Au sujet des dépassements, la Cour des comptes demande au gouvernement de respecter les termes des articles qui prescrivent notamment que, sous réserve des crédits évaluatifs et provisionnels dont question aux articles 39 et 40 « … les crédits limitatifs, les dépenses sur crédits limitatifs ne peuvent être engagées ni ordonnancées au-delà des dotations budgétaires. » ; sur l’obligation de lois de finances rectificatives du budget ; de poursuivre l’effort de renforcement des capacités des ordonnateurs et des comptables publics, les deux catégories reconnues par la loi comme agents d’exécution du budget, en vue d’une réelle maîtrise de celle-ci, des textes régissant la Cour des comptes, ainsi que du règlement général sur la comptabilité publique.
De son côté, la société civile adhère à ces recommandations, et pour une bonne mobilisation des recettes, elle invite le gouvernement à renforcer l’efficacité des administrations fiscales, douanières et non fiscales avec la mise en place d’un réseau informatique des recettes fiscales et non fiscales et du système douanier ; élargir l’assiette fiscale ; améliorer le rendement fiscal des secteurs des ressources naturelles ; mettre en place une politique particulière de mobilisation des ressources innovantes ; promulguer la loi portant régime général des hydrocarbures ; renforcer les capacités institutionnelles et humaines à la mobilisation des ressources financières ; actualiser le cadre légal existant.

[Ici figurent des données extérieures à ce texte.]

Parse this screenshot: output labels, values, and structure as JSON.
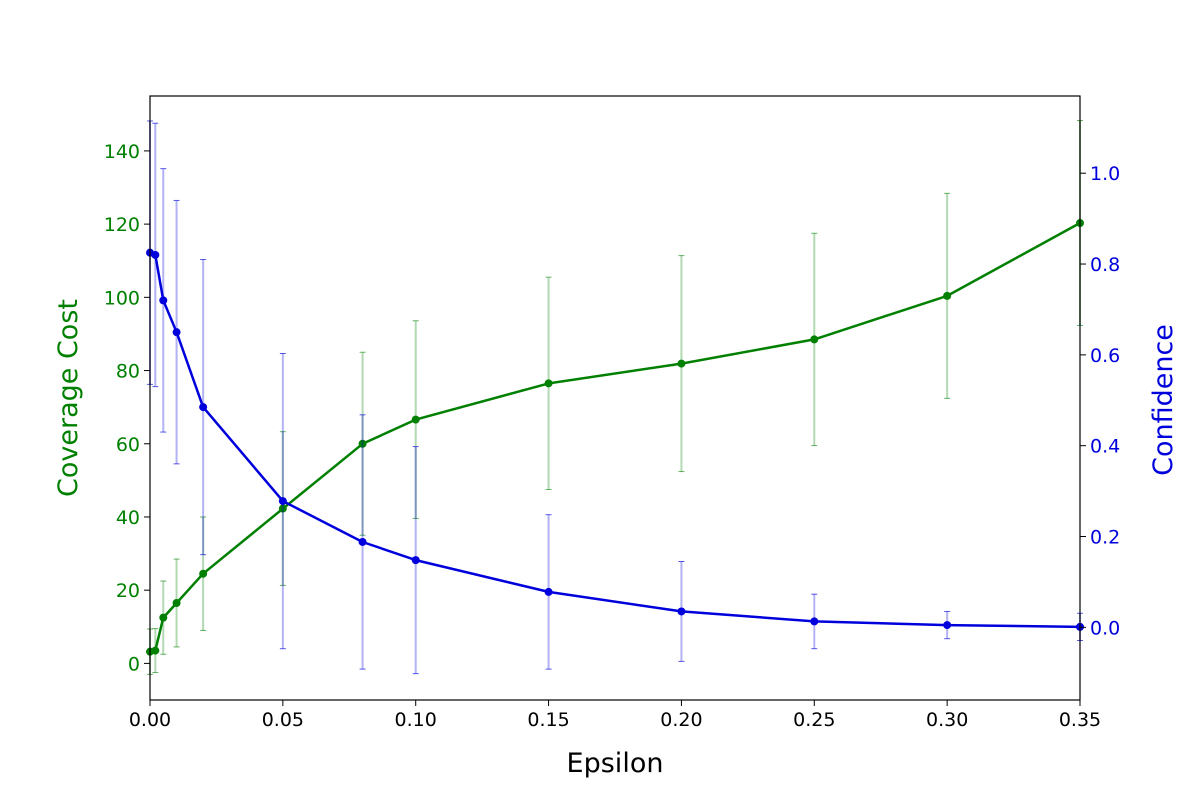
{
  "chart_data": {
    "type": "line",
    "title": "",
    "xlabel": "Epsilon",
    "ylabel_left": "Coverage Cost",
    "ylabel_right": "Confidence",
    "xlim": [
      0,
      0.35
    ],
    "ylim_left": [
      -10,
      155
    ],
    "ylim_right": [
      -0.16,
      1.17
    ],
    "x_ticks": [
      {
        "value": 0.0,
        "label": "0.00"
      },
      {
        "value": 0.05,
        "label": "0.05"
      },
      {
        "value": 0.1,
        "label": "0.10"
      },
      {
        "value": 0.15,
        "label": "0.15"
      },
      {
        "value": 0.2,
        "label": "0.20"
      },
      {
        "value": 0.25,
        "label": "0.25"
      },
      {
        "value": 0.3,
        "label": "0.30"
      },
      {
        "value": 0.35,
        "label": "0.35"
      }
    ],
    "y_left_ticks": [
      {
        "value": 0,
        "label": "0"
      },
      {
        "value": 20,
        "label": "20"
      },
      {
        "value": 40,
        "label": "40"
      },
      {
        "value": 60,
        "label": "60"
      },
      {
        "value": 80,
        "label": "80"
      },
      {
        "value": 100,
        "label": "100"
      },
      {
        "value": 120,
        "label": "120"
      },
      {
        "value": 140,
        "label": "140"
      }
    ],
    "y_right_ticks": [
      {
        "value": 0.0,
        "label": "0.0"
      },
      {
        "value": 0.2,
        "label": "0.2"
      },
      {
        "value": 0.4,
        "label": "0.4"
      },
      {
        "value": 0.6,
        "label": "0.6"
      },
      {
        "value": 0.8,
        "label": "0.8"
      },
      {
        "value": 1.0,
        "label": "1.0"
      }
    ],
    "grid": false,
    "series": [
      {
        "axis": "left",
        "color": "#008000",
        "x": [
          0.0,
          0.002,
          0.005,
          0.01,
          0.02,
          0.05,
          0.08,
          0.1,
          0.15,
          0.2,
          0.25,
          0.3,
          0.35
        ],
        "y": [
          3.2,
          3.5,
          12.5,
          16.5,
          24.5,
          42.3,
          60.0,
          66.6,
          76.5,
          81.9,
          88.5,
          100.4,
          120.3
        ],
        "err": [
          6.2,
          6.0,
          10.0,
          12.0,
          15.5,
          21.0,
          25.0,
          27.0,
          29.0,
          29.5,
          29.0,
          28.0,
          28.0
        ]
      },
      {
        "axis": "right",
        "color": "#0000dd",
        "x": [
          0.0,
          0.002,
          0.005,
          0.01,
          0.02,
          0.05,
          0.08,
          0.1,
          0.15,
          0.2,
          0.25,
          0.3,
          0.35
        ],
        "y": [
          0.825,
          0.82,
          0.72,
          0.65,
          0.485,
          0.278,
          0.188,
          0.148,
          0.078,
          0.035,
          0.013,
          0.005,
          0.001
        ],
        "err": [
          0.29,
          0.29,
          0.29,
          0.29,
          0.325,
          0.325,
          0.28,
          0.25,
          0.17,
          0.11,
          0.06,
          0.03,
          0.03
        ]
      }
    ]
  }
}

Quant au Parlement, en sa qualité d’autorité budgétaire, premier destinataire des observations de la Cour des comptes, conformément au prescrit des articles 100 et 173 de la constitution ainsi que 123 et 124 de la loi de finances, il est appelé à s’impliquer davantage pour la suite à donner aux rapports de la Cour des comptes afin que, pour chaque exercice, le budget du pouvoir central, son exécution et règlement définitif – à travers la loi portant reddition des comptes- se conforment à ces textes. Le rapport d’analyse de l’exécution du budget du pouvoir central pour les exercices 2012-2014 a été élaboré sous la coordination de l’ODEP avec l’appui financier de Open Society Initiative for Southern Africa ( Osisa), un organisme sud-africain. L’ODEP a été présenté au public en 2011. En sont membres les délégués du GAT, de la Licoco, de SOS Kinshasa, du Recic National, de la Licodef….. . Il a été créé pour fédérer les différentes organisations thématiques membres pour une action concertée afin de mieux suivre et contrôler le processus budgétaire en RDC.
Le contrôle citoyen
Le contrôle citoyen est un moyen pour les citoyens, à travers l’engagement civique, d’exiger du gouvernement, du Parlement, de la justice, des médias, des entreprises ou des bailleurs de rendre compte. À travers la participation directe ou indirecte des citoyens et de la société civile, les approches du contrôle citoyen comme la budgétisation participative, le suivi des dépenses ou le contrôle du service public par les citoyens, peuvent donner la possibilité à ces derniers d’exiger des institutions plus d’attention pour leurs besoins et des services plus appropriés. Le contrôle citoyen est aussi le titre du support Bulletin qui entend informer et analyser les questions de l’heure et le fonctionnement de trois voire quatre pouvoirs au niveau national, provincial, des villes, des communes, territoires, districts et chefferies, etc. Dans ses multiples formes, il se veut l’œil et la voix du peuple sur les questions épineuses d’intérêt commun et général. Il traite donc des questions en rapport avec le fonctionnement des institutions et pouvoirs formels et informels au niveau national et provincial. Il tire son fondement de la démocratie et de la bonne gouvernance. De ce fait, dans la légalité du cadre juridique de l’État de droit. Par État de droit, l’on entend celui dans lequel les actes des autorités sont soumis à la règle de la loi. Ceci voudrait dire que les actions de la société civile dans la gouvernance doivent être prévues et organisées par les règles de droit. Au niveau international, elles sont instituées par des instruments comme la Déclaration universelle des droits de l’homme et du citoyen, qui édicte le droit, pour tous les citoyens, de constater, par eux-mêmes ou par leurs représentants, la nécessité de la contribution publique et d’en suivre l’emploi (…) et qui stipule que « la société a le droit de demander le compte à tout agent public de son administration » et la Convention des Nations unies de lutte contre la corruption qui, en son article 13, dispose que chaque État partie prend des mesures appropriées, dans la limite de ses moyens et conformément aux principes fondamentaux de son droit, pour favoriser la participation active des personnes et groupes n’appartenant pas au secteur public (…). Cette participation devrait être renforcée par des mesures consistant notamment à assurer l’accès effectif à l’information.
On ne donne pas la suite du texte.